Nitrogen doped In$_2$O$_3$-ZnO nanocomposite thin film based sensitive and selective ethanol sensor

TL;DR

This study develops nitrogen-doped In₂O₃-ZnO nanocomposite thin films via a simple wet chemical method, demonstrating their high sensitivity, selectivity, and stability as ethanol sensors at moderate temperatures.

Contribution

It introduces a novel nitrogen doping approach in In₂O₃-ZnO nanocomposites, enhancing ethanol sensing performance with fast response and humidity resilience.

Findings

Achieved ~94% ethanol sensing at 200°C for 50 ppm ethanol

Fast response time of about two seconds

Enhanced humidity resilience and selectivity

Abstract

Nanocomposite metal oxide thin films exhibit assuring qualities in the field of gas sensors because of the collective opportunities provided by the heterointerface formation.

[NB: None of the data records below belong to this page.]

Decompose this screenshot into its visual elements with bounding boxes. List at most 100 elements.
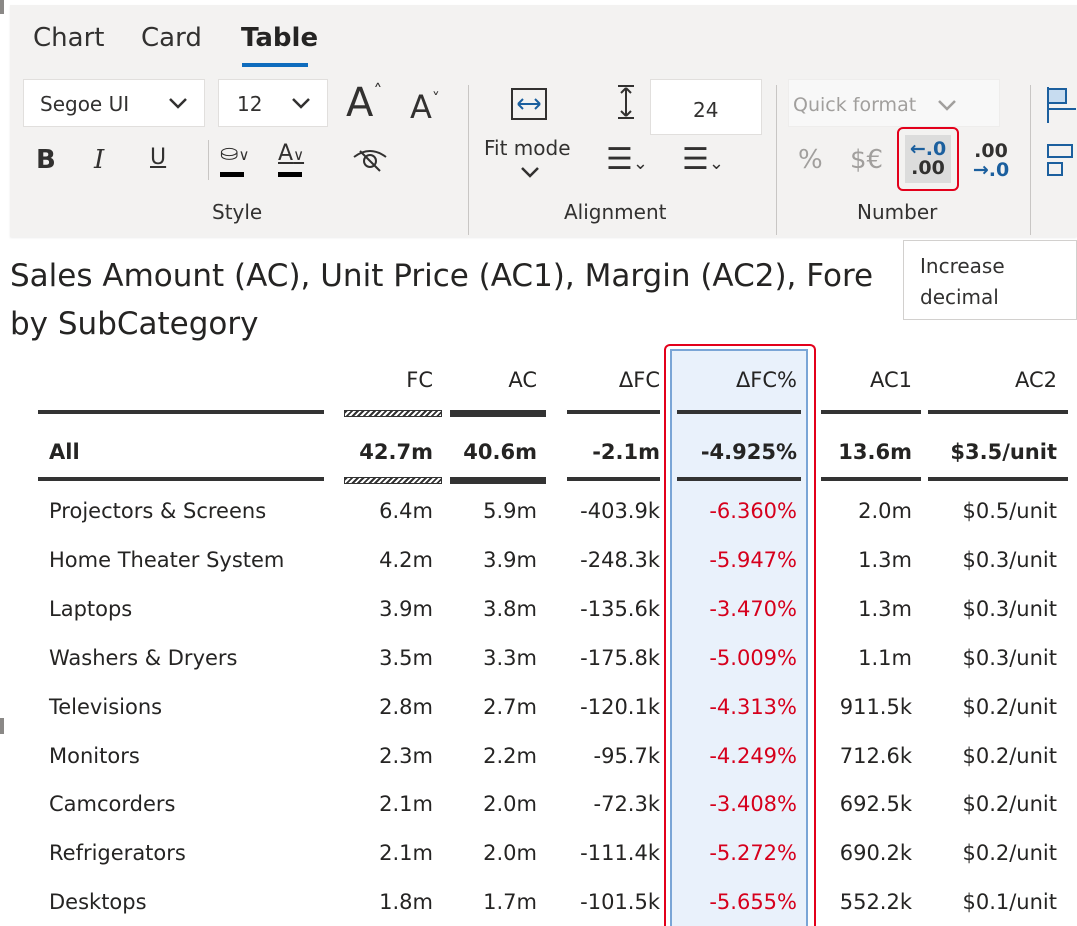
increase-font-size-icon[interactable]: A˄ — [346, 83, 382, 124]
table-cell-ac: 3.9m — [483, 547, 537, 572]
total-rule-ac — [450, 477, 546, 484]
table-cell-fc: 6.4m — [379, 499, 433, 523]
fill-color-swatch — [220, 172, 244, 177]
table-cell-fc: 1.8m — [379, 890, 433, 915]
table-cell-ac2: $0.2/unit — [962, 743, 1057, 768]
decrease-decimal-button[interactable]: .00 →.0 — [970, 137, 1016, 185]
chevron-down-icon[interactable] — [520, 165, 540, 179]
table-cell-ac1: 1.1m — [858, 645, 912, 670]
font-size-dropdown[interactable]: 12 — [218, 79, 328, 127]
active-tab-indicator — [242, 63, 308, 67]
total-rule-ac2 — [928, 477, 1068, 481]
style-group-label: Style — [212, 200, 263, 224]
font-family-dropdown[interactable]: Segoe UI — [23, 79, 205, 127]
total-rule-dfcpct — [677, 477, 801, 481]
fill-color-icon[interactable]: ⛀∨ — [220, 143, 249, 165]
underline-button[interactable]: U — [150, 147, 166, 169]
horizontal-align-icon[interactable]: ☰⌄ — [606, 145, 648, 175]
tab-table[interactable]: Table — [241, 23, 318, 53]
header-rule-fc — [344, 410, 442, 417]
table-row-name: Monitors — [49, 743, 140, 768]
ribbon-divider — [208, 140, 209, 180]
percent-format-button[interactable]: % — [798, 147, 823, 173]
table-cell-ac: 2.0m — [483, 841, 537, 866]
table-cell-dfcpct: -5.655% — [709, 890, 797, 915]
tab-card[interactable]: Card — [141, 23, 202, 53]
chart-title-line-2: by SubCategory — [10, 306, 259, 342]
quick-format-dropdown[interactable]: Quick format — [788, 79, 1000, 127]
column-header-dfcpct: ΔFC% — [735, 368, 797, 392]
vertical-align-icon[interactable]: ☰⌄ — [682, 145, 724, 175]
table-row-name: Televisions — [49, 694, 163, 719]
table-cell-ac2: $0.1/unit — [962, 890, 1057, 915]
table-cell-ac2: $0.3/unit — [962, 596, 1057, 621]
table-cell-ac2: $0.5/unit — [962, 499, 1057, 523]
fit-width-icon[interactable] — [510, 85, 548, 123]
table-cell-ac1: 2.0m — [858, 499, 912, 523]
table-row-name: Laptops — [49, 596, 133, 621]
table-cell-ac1: 552.2k — [839, 890, 912, 915]
total-rule-fc — [344, 477, 442, 484]
alignment-group-label: Alignment — [564, 200, 667, 224]
total-cell-ac: 40.6m — [463, 440, 537, 464]
layout-icon-2[interactable] — [1046, 141, 1077, 181]
table-cell-ac: 5.9m — [483, 499, 537, 523]
total-row-name: All — [49, 440, 80, 464]
ribbon: Chart Card Table Segoe UI 12 A˄ A˅ B I U… — [10, 5, 1077, 237]
chevron-down-icon — [292, 98, 310, 109]
decrease-decimal-icon-top: .00 — [974, 140, 1008, 162]
increase-decimal-icon-bottom: .00 — [911, 157, 945, 179]
bold-button[interactable]: B — [36, 147, 56, 173]
table-cell-fc: 2.1m — [379, 792, 433, 817]
table-cell-dfc: -135.6k — [580, 596, 660, 621]
table-row-name: Home Theater System — [49, 547, 285, 572]
italic-button[interactable]: I — [94, 147, 104, 173]
decrease-decimal-icon-bottom: →.0 — [972, 159, 1010, 181]
header-rule-dfc — [567, 410, 660, 414]
table-row-name: Camcorders — [49, 792, 176, 817]
total-cell-fc: 42.7m — [359, 440, 433, 464]
table-cell-dfc: -111.4k — [580, 841, 660, 866]
total-cell-dfcpct: -4.925% — [700, 440, 797, 464]
column-header-fc: FC — [406, 368, 433, 392]
table-cell-ac: 1.7m — [483, 890, 537, 915]
table-cell-dfcpct: -5.947% — [709, 547, 797, 572]
number-group-label: Number — [857, 200, 938, 224]
row-height-input[interactable]: 24 — [650, 79, 762, 135]
table-cell-dfc: -101.5k — [580, 890, 660, 915]
column-header-dfc: ΔFC — [618, 368, 660, 392]
increase-decimal-button-pressed: ←.0 .00 — [905, 135, 951, 183]
decrease-font-size-icon[interactable]: A˅ — [410, 91, 440, 124]
table-cell-ac: 3.8m — [483, 596, 537, 621]
window-edge-marker-top — [0, 0, 4, 14]
table-cell-ac1: 911.5k — [839, 694, 912, 719]
row-height-icon — [618, 85, 634, 119]
table-cell-ac: 2.7m — [483, 694, 537, 719]
table-cell-fc: 3.5m — [379, 645, 433, 670]
table-cell-fc: 3.9m — [379, 596, 433, 621]
table-cell-ac2: $0.2/unit — [962, 792, 1057, 817]
layout-icon[interactable] — [1046, 85, 1077, 125]
tab-chart[interactable]: Chart — [33, 23, 104, 53]
currency-format-button[interactable]: $€ — [850, 147, 883, 173]
table-cell-dfc: -72.3k — [593, 792, 661, 817]
quick-format-placeholder: Quick format — [793, 94, 917, 116]
chevron-down-icon — [938, 100, 956, 111]
table-cell-dfcpct: -3.470% — [709, 596, 797, 621]
table-row-name: Refrigerators — [49, 841, 186, 866]
header-rule-ac — [450, 410, 546, 417]
font-color-icon[interactable]: A∨ — [278, 143, 304, 165]
fit-mode-label[interactable]: Fit mode — [484, 138, 571, 158]
increase-decimal-button[interactable]: ←.0 .00 — [897, 127, 959, 191]
window-edge-marker-middle — [0, 718, 4, 734]
group-separator — [1030, 85, 1031, 235]
selected-column-highlight[interactable] — [664, 344, 816, 926]
column-header-ac1: AC1 — [869, 368, 912, 392]
table-cell-dfc: -248.3k — [580, 547, 660, 572]
hide-icon[interactable] — [350, 145, 390, 175]
column-header-ac2: AC2 — [1014, 368, 1057, 392]
table-row-name: Projectors & Screens — [49, 499, 267, 523]
table-cell-ac1: 1.3m — [858, 547, 912, 572]
table-cell-dfcpct: -5.009% — [709, 645, 797, 670]
table-cell-dfc: -175.8k — [580, 645, 660, 670]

In this work, we present the synthesis of nitrogen doped mesoporous In$_2$O$_3$-ZnO nano-composite thin films by simple wet chemical method using urea as the nitrogen precursor. SEM investigation suggests formation of mesoporous nano-composite thin films, where the uniformity of surface pore distribution depends on the relative proportion of In$_2$O$_3$ and ZnO in the composites. HRTEM investigation suggest formation of sharp interfaces between N-In$_2$O$_3$ and N-ZnO grains in the nano-composite thin films. The nano-composite thin films have been tested for their ethanol sensing performance over an extensive range of temperature, ethanol vapor concentration and relative humidity. Nitrogen doped nano-composite thin film with equal proportion of In$_2$O$_3$ and ZnO exhibits excellent ethanol sensing performance at a reasonable operating temperature (~94 % at 200 {\deg}C for 50 ppm of ethanol), fast response time (~two seconds), stability over time, enhanced resilience against humidity and selectivity to ethanol over various other volatile organic compounds.